The United States launched a deadly air attack against Somalia last February, using the war on terror as a pretext. The bombings, which killed scores of civilians, were in support of an Ethiopian invasion to oust a Somalieregime composed of “Islamic militants” considered hostile to Ethiopia and reportedly sought by the United States.
A convergence of Ethiopian and American interests provoked the air attack that helped rout this leadership, the so-called Islamic Courts movement, and endangered thousands of Somali lives. But it failed to turn-up the targeted Islamic militants. Continuing attempts to flush them out has produced what some critics have called an “African Guantánamo.”
According to an April 5 Associated Press story, “human rights groups say hundreds of prisoners, including women and children, have been transferred secretly and illegally to the prisons in Ethiopia” and interrogated by CIA and FBI agents. The bombings were part of “an on-going operation of air strikes in southern Somalia” to support Ethiopia’s struggle against fighters tied to al-Qaeda, a Pentagon spokesman said in explaining the deadly attacks. For five years, the U.S. military has operated a regional task force based in Djibouti designed ostensibly to prevent al-Qaeda sympathizers from gaining a foothold on the Horn of Africa. Last year, the Bush administration announced an enormous expansion of Camp Lemonier, the U.S. military base in Djibouti.
Perhaps the most amazing aspect of the Bush Administration’s bombing of Africa is the lack of any real public discussion in this country. The silence of African-American leadership is especially troubling. Aside from Rep. Donald Payne (D-N.J.), very few black politicians have even raised the issue. “I think the policy is wrong,” Payne told me when I asked him about the bombing of Somalia. It just “shows a misguided policy in Africa in particular, and the world in general,” he said.
John Prendergast and Colin Thomas-Jensen, two members of the International Crisis Group, argue in the March/April edition of Foreign Affairs that the Bush administration’s singular focus on stemming terrorism, “is overshadowing U.S. initiatives to resolve conflicts and promote good governance – with disastrous implications for regional stability and U.S. counterterrorism objectives themselves.”

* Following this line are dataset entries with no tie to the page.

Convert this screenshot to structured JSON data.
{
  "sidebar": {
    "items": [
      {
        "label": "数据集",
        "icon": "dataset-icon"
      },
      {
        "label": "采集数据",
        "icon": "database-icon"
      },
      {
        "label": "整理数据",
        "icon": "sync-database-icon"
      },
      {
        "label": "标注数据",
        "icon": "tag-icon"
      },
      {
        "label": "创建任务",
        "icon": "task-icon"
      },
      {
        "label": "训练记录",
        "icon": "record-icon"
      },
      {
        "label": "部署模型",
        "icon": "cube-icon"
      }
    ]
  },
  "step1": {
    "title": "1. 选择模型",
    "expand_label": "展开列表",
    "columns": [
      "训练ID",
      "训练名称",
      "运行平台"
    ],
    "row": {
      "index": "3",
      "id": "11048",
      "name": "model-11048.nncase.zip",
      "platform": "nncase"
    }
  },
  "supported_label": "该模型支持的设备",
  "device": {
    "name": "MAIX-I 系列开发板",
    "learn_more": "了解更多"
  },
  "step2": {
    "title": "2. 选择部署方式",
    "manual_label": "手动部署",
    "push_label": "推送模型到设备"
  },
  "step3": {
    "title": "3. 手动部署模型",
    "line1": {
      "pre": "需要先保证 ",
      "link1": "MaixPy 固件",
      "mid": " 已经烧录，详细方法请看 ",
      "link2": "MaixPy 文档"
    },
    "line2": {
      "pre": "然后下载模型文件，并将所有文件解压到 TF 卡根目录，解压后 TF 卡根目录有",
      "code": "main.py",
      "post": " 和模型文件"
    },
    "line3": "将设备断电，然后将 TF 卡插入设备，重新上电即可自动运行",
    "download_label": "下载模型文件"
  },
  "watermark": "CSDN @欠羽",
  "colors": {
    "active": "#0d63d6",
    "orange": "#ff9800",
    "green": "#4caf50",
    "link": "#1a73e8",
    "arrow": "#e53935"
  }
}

And while the Greater Horn of Africa (which includes the Sudan, Djibouti, Eritrea, Ethiopia, Somalia, Kenya and Uganda) has attracted the most public attention, the U.S. also has operations in Algeria, Angola, Chad, Gabon, Liberia, Mali, Mauritania, Morocco, Nigeria, Senegal and other locations.
The U.S. military presence in Africa has been increasing for many years but wasn’t officially acknowledged until Feb. 7, when President George W. Bush announced a new Pentagon command for the entire continent called AFRICOM. The new command, scheduled to start operation by October 2008, “will strengthen our security cooperation with Africa and create new opportunities to bolster the capabilities of our partners in Africa,” Bush said.
AFRICOM eventually will encompass the entire continent – except Egypt – and include the islands of Cape Verde, Equatorial Guinea and São Tomé and Príncipe (in the Gulf of Guinea, where the United States is building another large base). This region will become increasingly important to the United States for reasons made clear in press reports on the AFRICOM proposal: “The U.S., the world’s biggest energy consumer, also hopes the Gulf of Guinea region in West Africa will provide up to a quarter of its oil imports within a decade.”
West Africa has about 60 billion barrels of proven oil reserves, and its oil is the low sulfur, sweet crude that petroleum refiners prize. Experts predict that one in every five new barrels of oil entering the global economy in the latter half of this decade will come from the Gulf of Guinea. Nigeria already supplies the U.S. with 10 percent of its imported oil and Angola 4 percent. The continent is also rich in bauxite, diamonds, gold, uranium and a stunning variety of other useful minerals.
The buildup of U.S. forces is often justified as necessary, both to fight the threat of terrorism and to counter growing instability in the continent’s resource-rich regions – to guard against so-called “failed states.”
China’s growing influence in Africa is another reason the United States is anxious to assert a military presence. The burgeoning economic growth of the world’s largest nation has produced a desperate need for Africa’s natural resources and a vigorous rivalry with the West for influence.
America’s new Africa initiatives are driven by the same concerns as the imperialism of the past: unrestricted access to the continent’s resources and geopolitical advantage over perceived enemies. Today it might be characterized as globalism with combat boots, though it’s the same old story with the well-worn plot of Western hegemony.
Once, the enemy was Communism; now it’s Terrorism. But the real enemy is an independent Africa.
Salim Muwakkil is a senior editor of In These Times and host of “The Salim Muwakkil Show” on radio station WVON-AM in Chicago. Muwakkil was also contributing columnist for both the Chicago Sun-Times (1993 – 1997) and the Chicago Tribune (1998 – 2005). He is also a co-founder of Pacifica News’ network daily “Democracy Now” program and served as an adjunct professor at Northwestern University, University of Illinois, the Art Institute of Chicago and Chicago’s Columbia College.